As many as 30% of individuals with chronic conditions don't take their medications because of ignorance about their disease, Anthem estimates.

“Because a lot of the conditions we're targeting are asymptomatic, there's rampant noncompliance. The patients rationalize they don't need their meds because they feel fine,” Mr. Hughes said. Hopefully, education, coaching and removing financial barriers will encourage VBID plan members with chronic conditions to better adhere to their treatment plans, he said.

Because of the additional cost of lowering or waiving copayments for prescription drugs and some services, Anthem's VBID product likely will cost a bit more than its standard insurance products, Mr. Hughes said.

“The pricing is still being worked out,” he said. “The promise of a value-based insurance design is to make an investment in your employees. When you do that, you are really looking at increasing the plan's cost.”

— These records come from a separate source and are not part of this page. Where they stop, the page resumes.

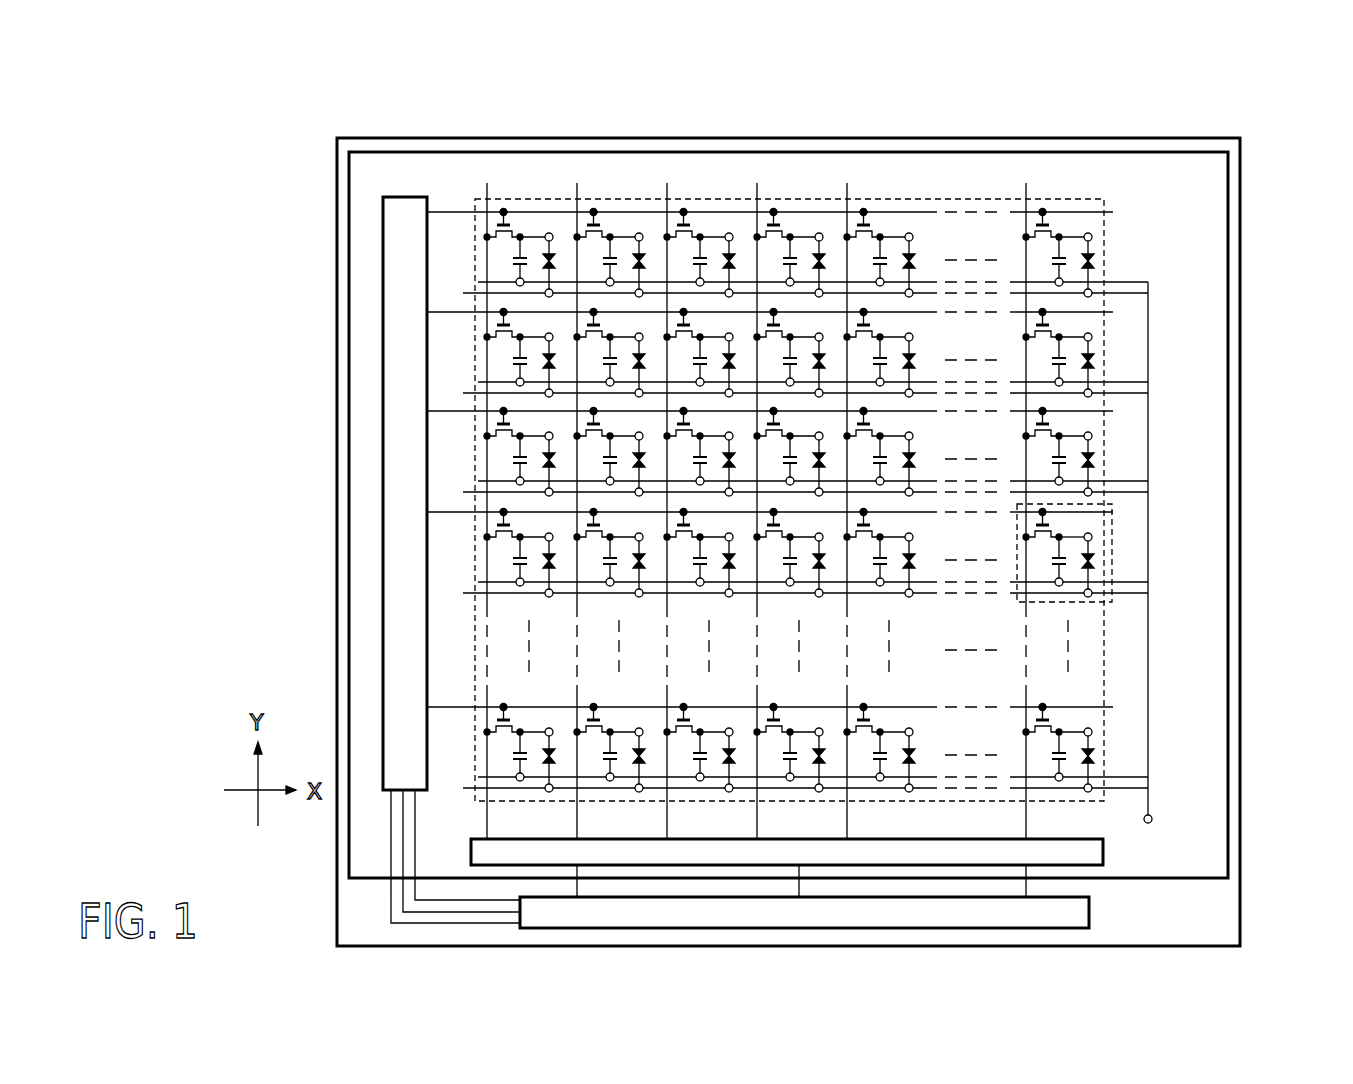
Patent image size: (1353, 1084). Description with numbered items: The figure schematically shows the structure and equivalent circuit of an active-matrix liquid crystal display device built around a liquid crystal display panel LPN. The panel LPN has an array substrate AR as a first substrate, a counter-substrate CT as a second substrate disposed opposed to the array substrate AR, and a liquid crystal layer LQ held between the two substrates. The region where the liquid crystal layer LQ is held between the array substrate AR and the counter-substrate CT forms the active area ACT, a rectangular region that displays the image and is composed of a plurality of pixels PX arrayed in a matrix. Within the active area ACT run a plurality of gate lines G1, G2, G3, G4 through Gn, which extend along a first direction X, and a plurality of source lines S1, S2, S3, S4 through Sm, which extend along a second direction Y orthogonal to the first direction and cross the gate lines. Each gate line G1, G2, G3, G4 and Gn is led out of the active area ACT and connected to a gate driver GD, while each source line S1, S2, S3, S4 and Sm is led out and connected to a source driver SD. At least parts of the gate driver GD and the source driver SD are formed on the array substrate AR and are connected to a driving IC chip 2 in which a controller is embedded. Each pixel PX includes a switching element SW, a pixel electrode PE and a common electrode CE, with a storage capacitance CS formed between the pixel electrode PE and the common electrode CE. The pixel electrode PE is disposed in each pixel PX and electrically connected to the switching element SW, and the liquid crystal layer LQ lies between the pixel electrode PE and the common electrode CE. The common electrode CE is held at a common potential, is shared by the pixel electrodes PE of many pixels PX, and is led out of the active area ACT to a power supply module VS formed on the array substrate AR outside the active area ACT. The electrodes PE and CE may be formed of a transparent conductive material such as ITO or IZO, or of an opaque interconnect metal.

The liquid crystal display panel LPN is at (831, 499).
The array substrate AR is at (1209, 913).
The counter-substrate CT is at (1229, 178).
The active area ACT is at (1104, 335).
The gate driver GD is at (383, 627).
The source driver SD is at (1105, 852).
The driving IC chip 2 is at (1090, 914).
The gate line G1 is at (443, 212).
The gate line G2 is at (443, 312).
The gate line G3 is at (443, 411).
The gate line G4 is at (443, 512).
The gate line Gn is at (443, 707).
The source line S1 is at (489, 823).
The source line S2 is at (579, 823).
The source line S3 is at (669, 823).
The source line S4 is at (759, 823).
The source line Sm is at (1028, 823).
The power supply module VS is at (1152, 814).
The pixel PX is at (1070, 563).
The switching element SW is at (1024, 529).
The pixel electrode PE is at (1092, 538).
The storage capacitance CS is at (1046, 563).
The common electrode CE is at (1091, 592).
The liquid crystal layer LQ is at (1096, 552).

Because the payback likely would take several years, Anthem's VBID product will require employers to enter into multiyear contracts, said Laurie Amirpoor, staff vp for clinical program policy at Anthem in Camarillo, Calif. However, there is a chance that Anthem will share some of the subsequent-year savings with employers, just as it is doing in Colorado. “It's still being evaluated by our underwriters and actuaries,” she said.

Regardless of whether employers see a reduction in premiums after several years of implementing a VBID, “one thing fully insured clients will benefit from is the effect on overall productivity,” Ms. Amirpoor said. “When their employees are compliant and educated, they'll see decreased absenteeism, disability costs and increased productivity.”